La visita a Gadaguda mostra come il boicottaggio sociale abbia agito anche contro cristiani benestanti che hanno avuto il coraggio di tornare alle proprie case nella speranza di ricostruire una vita sconquassata. «Questo boicottaggio ci sta paralizzando» ammette Junos Nayak, abitante del luogo, membro della Chiesa protestante dell’India del Nord (Cni), miracolosamente sopravvissuto a ferite da armi da fuoco, mentre il fratello maggiore Lalji fu ucciso durante l’attacco al villaggio. «Gli Indù non vogliono lavorare nei nostri campi, hanno paura, e questi rimangono improduttivi. Ci impediscono anche di attingere acqua dai loro pozzi – si dispera l’uomo seduto nella sua casa ricostruita dopo essere stata saccheggiata e data alle fiamme. – Siamo costretti a scavare nuovi pozzi per poter sopravvivere qui». «È triste, ma la nostra comunità si è dispersa dopo i massacri. Molti giovani e coloro che ne hanno la possibilità economica se ne sono andati dal Kandhamal – riprende Paul. – Migliaia di cristiani si sono diretti verso i grandi centri urbani alla ricerca di un lavoro che permetta loro di mantenere i genitori e ricostruire le case nel loro distretto».

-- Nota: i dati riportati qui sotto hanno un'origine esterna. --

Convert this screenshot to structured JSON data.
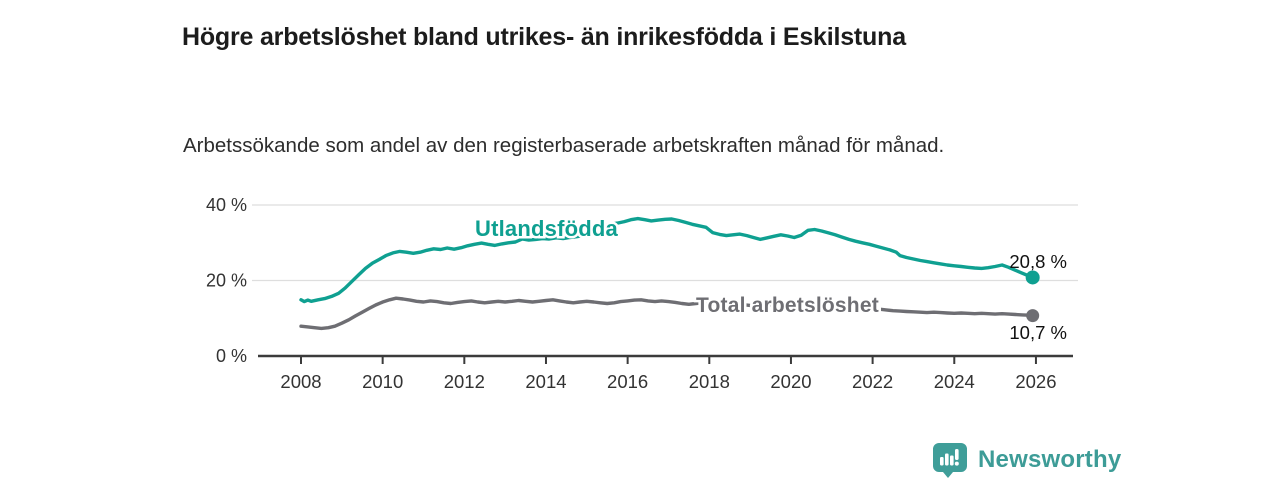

Bajilo Digal e la moglie Debati hanno definitivamente rinunciato a tornare al villaggio di Gamarikia, da dove sono fuggiti dopo le razzie, adattandosi a vivere nella bidonville di Saliasahi a Bhubaneswar, capitale dell’Orissa. Sopravvivono grazie al lavoro di lui come addetto alle pulizie in vari negozi. «Con gli indù che non la smettono di minacciarci e porci come condizione, per poter vivere in pace in Kadhamal, la rinuncia al nostro Credo, è molto meglio restare in queste bidonville e praticare tranquillamente la nostra la nostra fede». «Sono almeno 6.000 i cristiani del distretto che hanno trovato riparo nelle bidonville di Saliashi insieme ad altri 50 mila sciagurati – afferma padre Bijay Kumar Pradhan, vicario generale per i cattolici del Kandhamal e coordinatore del programma di aiuti della Chiesa cattolica, che ha affittato una casa vicino al luogo. – Stiamo invitando il nostro popolo a ricostruire le proprie case nei villaggi, altrimenti perderebbero ogni legame con la loro terra».
Più della metà dei cristiani di questo territorio sperduto nella jungla appartengono all’Arcidiocesi di Cuttack-Bhubanswar. «A poco a poco la situazione sta migliorando – continua il Prelato – abbiamo aiutato 2.200 famiglie a ricostruire le abitazioni distrutte o danneggiate, e ora stiamo estendendo la nostra azione di assistenza ai bisognosi di molti altri villaggi. Ma – deve ammettere – e devastazioni sono state enormi e la strada da fare è lunga».